Further parametric studies investigate the influence of coolant flow rate, inlet temperature, and thermal pad thickness on the cooling performance of the EV battery pack. For flow rate, velocities of 0.4, 0.6, 0.8, and 1.0 m/s are tested. The results, plotted in Figure 1, indicate that increasing flow rate reduces both maximum temperature and temperature differential, but with diminishing returns. For instance, at 0.4 m/s, the maximum temperature is 38.8°C with a 4.0°C differential; at 1.0 m/s, these values drop to 38.4°C and 3.8°C, respectively. However, the pressure drop escalates nonlinearly, suggesting an optimal range of 0.4–0.8 m/s for the EV battery pack to balance cooling and energy costs.
$$ \text{Pressure Drop} \propto v^n \quad \text{where } n > 1 \text{ for turbulent flow} $$
Coolant inlet temperature variations (15°C, 25°C, 35°C) reveal trade-offs between cooling capacity and temperature uniformity. At 15°C, the EV battery pack’s maximum temperature is lowest (38.4°C), but the differential peaks at 4.4°C due to excessive heat absorption. At 35°C, the maximum temperature rises to 39.2°C, but the differential minimizes to 3.8°C as heat transfer stabilizes. Thus, 25°C is selected as a compromise for effective and uniform cooling in the EV battery pack.

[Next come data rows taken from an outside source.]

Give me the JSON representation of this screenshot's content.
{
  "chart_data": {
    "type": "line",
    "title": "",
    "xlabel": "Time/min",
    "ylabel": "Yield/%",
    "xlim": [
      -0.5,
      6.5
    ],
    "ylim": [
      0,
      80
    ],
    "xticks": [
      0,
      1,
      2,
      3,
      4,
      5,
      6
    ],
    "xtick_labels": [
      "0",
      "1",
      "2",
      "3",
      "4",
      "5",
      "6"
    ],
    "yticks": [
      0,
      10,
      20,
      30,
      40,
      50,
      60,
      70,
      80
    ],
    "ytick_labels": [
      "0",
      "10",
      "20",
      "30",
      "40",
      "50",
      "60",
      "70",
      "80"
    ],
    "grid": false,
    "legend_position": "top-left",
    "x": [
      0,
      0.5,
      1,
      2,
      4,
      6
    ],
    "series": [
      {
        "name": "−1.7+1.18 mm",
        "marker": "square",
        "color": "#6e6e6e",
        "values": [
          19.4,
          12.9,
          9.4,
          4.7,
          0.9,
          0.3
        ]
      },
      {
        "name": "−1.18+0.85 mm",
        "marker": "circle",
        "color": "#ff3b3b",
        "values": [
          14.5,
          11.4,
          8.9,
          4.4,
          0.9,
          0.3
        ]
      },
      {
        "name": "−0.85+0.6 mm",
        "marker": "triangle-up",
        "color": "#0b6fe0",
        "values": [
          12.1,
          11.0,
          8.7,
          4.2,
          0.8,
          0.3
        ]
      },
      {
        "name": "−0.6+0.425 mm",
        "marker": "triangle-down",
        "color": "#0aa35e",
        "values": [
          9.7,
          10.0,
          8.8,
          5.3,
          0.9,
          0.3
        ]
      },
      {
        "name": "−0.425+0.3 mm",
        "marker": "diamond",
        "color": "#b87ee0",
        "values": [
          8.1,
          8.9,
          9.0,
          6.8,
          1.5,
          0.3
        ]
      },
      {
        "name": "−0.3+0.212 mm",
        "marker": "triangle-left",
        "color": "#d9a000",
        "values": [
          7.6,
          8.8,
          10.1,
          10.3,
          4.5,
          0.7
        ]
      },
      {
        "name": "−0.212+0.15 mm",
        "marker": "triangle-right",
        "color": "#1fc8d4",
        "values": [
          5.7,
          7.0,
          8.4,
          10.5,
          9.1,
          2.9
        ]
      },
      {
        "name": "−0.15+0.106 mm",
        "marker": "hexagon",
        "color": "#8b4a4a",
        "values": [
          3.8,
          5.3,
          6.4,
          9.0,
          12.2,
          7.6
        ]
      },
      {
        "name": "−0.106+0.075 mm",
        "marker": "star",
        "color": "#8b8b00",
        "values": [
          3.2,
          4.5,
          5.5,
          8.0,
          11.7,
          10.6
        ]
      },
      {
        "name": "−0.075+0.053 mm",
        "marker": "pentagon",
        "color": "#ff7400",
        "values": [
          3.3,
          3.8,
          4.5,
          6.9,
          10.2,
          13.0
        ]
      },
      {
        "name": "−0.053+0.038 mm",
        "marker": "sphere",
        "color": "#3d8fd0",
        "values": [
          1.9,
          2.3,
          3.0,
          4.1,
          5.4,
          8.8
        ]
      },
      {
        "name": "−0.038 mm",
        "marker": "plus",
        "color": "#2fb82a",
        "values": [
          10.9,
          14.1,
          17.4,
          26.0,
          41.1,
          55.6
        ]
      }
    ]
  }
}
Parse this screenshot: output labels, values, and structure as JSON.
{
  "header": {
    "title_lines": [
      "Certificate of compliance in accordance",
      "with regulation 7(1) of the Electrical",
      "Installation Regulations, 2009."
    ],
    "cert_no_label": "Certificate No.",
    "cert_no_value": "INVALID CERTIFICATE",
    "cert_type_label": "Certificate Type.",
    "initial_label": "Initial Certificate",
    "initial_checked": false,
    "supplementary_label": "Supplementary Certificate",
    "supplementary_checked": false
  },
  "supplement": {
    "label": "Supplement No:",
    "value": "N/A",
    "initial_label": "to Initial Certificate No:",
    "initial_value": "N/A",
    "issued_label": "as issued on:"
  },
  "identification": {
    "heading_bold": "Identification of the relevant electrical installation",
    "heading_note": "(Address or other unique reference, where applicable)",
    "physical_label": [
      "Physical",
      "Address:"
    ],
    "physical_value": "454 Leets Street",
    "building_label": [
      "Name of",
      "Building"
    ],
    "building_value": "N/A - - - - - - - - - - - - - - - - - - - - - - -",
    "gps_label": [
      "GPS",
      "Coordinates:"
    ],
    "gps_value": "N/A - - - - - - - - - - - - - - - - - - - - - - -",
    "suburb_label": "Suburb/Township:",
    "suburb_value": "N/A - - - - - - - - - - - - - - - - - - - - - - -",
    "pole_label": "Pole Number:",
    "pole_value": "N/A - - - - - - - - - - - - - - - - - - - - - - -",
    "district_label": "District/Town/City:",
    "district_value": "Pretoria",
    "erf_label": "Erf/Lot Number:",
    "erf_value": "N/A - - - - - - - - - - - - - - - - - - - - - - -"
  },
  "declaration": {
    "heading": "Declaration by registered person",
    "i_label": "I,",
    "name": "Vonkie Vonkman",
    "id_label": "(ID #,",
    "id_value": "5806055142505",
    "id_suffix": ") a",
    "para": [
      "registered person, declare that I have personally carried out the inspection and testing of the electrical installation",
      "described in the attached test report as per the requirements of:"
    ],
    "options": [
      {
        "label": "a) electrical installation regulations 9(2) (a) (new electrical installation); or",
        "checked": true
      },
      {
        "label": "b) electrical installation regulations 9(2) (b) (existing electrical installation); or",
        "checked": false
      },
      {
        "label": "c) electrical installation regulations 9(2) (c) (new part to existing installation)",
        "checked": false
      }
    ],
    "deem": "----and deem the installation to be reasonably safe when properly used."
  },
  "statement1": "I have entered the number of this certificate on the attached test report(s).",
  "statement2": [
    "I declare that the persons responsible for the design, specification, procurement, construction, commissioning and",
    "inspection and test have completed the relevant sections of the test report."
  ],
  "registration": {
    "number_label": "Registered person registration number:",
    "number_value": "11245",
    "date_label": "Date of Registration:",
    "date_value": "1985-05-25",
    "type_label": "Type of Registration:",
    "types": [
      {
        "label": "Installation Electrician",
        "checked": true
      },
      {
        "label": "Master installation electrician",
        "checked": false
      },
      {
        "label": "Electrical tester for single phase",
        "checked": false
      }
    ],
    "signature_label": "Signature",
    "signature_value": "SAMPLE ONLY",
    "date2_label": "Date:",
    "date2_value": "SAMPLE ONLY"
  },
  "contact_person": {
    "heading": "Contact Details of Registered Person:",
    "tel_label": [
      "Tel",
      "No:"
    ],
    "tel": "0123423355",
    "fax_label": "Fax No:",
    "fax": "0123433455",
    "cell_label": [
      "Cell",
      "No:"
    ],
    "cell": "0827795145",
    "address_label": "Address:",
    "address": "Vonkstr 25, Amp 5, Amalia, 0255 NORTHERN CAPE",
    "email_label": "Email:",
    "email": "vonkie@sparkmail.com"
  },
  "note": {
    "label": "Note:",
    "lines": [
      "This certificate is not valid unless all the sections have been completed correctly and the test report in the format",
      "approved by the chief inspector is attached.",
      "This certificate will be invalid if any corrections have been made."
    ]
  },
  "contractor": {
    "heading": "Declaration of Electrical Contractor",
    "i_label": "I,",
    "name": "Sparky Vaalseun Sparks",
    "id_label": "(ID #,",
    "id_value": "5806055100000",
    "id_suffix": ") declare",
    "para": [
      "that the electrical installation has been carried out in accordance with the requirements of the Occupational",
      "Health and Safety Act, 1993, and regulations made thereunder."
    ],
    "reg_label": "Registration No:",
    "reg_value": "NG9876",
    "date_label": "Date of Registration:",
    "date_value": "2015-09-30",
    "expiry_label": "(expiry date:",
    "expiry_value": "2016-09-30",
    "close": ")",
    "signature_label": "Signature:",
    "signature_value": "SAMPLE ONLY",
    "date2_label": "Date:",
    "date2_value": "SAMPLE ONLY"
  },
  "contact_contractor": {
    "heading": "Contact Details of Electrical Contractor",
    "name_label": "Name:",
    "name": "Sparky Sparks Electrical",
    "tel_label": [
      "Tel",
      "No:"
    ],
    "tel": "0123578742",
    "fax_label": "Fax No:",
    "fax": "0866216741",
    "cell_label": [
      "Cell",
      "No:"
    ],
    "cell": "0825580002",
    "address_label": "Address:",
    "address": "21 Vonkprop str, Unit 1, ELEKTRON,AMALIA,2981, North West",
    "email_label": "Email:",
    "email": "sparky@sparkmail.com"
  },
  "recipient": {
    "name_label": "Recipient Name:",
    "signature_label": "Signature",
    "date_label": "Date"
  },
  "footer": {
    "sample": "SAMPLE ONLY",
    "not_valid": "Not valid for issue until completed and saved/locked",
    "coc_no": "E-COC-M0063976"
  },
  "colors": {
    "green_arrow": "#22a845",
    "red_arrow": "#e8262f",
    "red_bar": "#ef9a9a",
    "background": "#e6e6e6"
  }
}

Thermal pad thickness, often overlooked, significantly affects heat transfer in the EV battery pack. Thicknesses of 0 mm (no pad), 0.5 mm, 1.5 mm, 2.5 mm, and 4 mm are analyzed. Without pads, direct contact yields the lowest maximum temperature (38.4°C) but the highest differential (4.2°C) due to localized hotspots. As thickness increases, thermal resistance rises, leading to higher maximum temperatures but lower differentials; at 4 mm, the maximum temperature reaches 39.5°C with a differential of 3.5°C. The relationship can be expressed as:
$$ R_{\text{th}} = \frac{t}{\lambda A} $$
where \( R_{\text{th}} \) is thermal resistance, \( t \) is thickness, \( \lambda \) is thermal conductivity, and \( A \) is area. Based on this, a thickness of 1–3 mm is recommended for the EV battery pack to optimize both cooling and uniformity.
In conclusion, this study demonstrates that delayed activation of liquid cooling based on temperature monitoring can effectively manage the thermal state of an EV battery pack while conserving energy. The novel differential flow channel design enhances temperature uniformity and reduces pressure drop, contributing to more efficient thermal management in the EV battery pack. Parametric analyses underscore the importance of optimizing coolant flow rate, temperature, and thermal pad thickness to achieve balanced cooling performance. Future work could explore adaptive control strategies or hybrid cooling systems to further improve the reliability and longevity of the EV battery pack. The insights gained here provide valuable guidelines for engineers designing thermal management systems for electric vehicles, ensuring that the EV battery pack operates safely and efficiently across diverse driving conditions.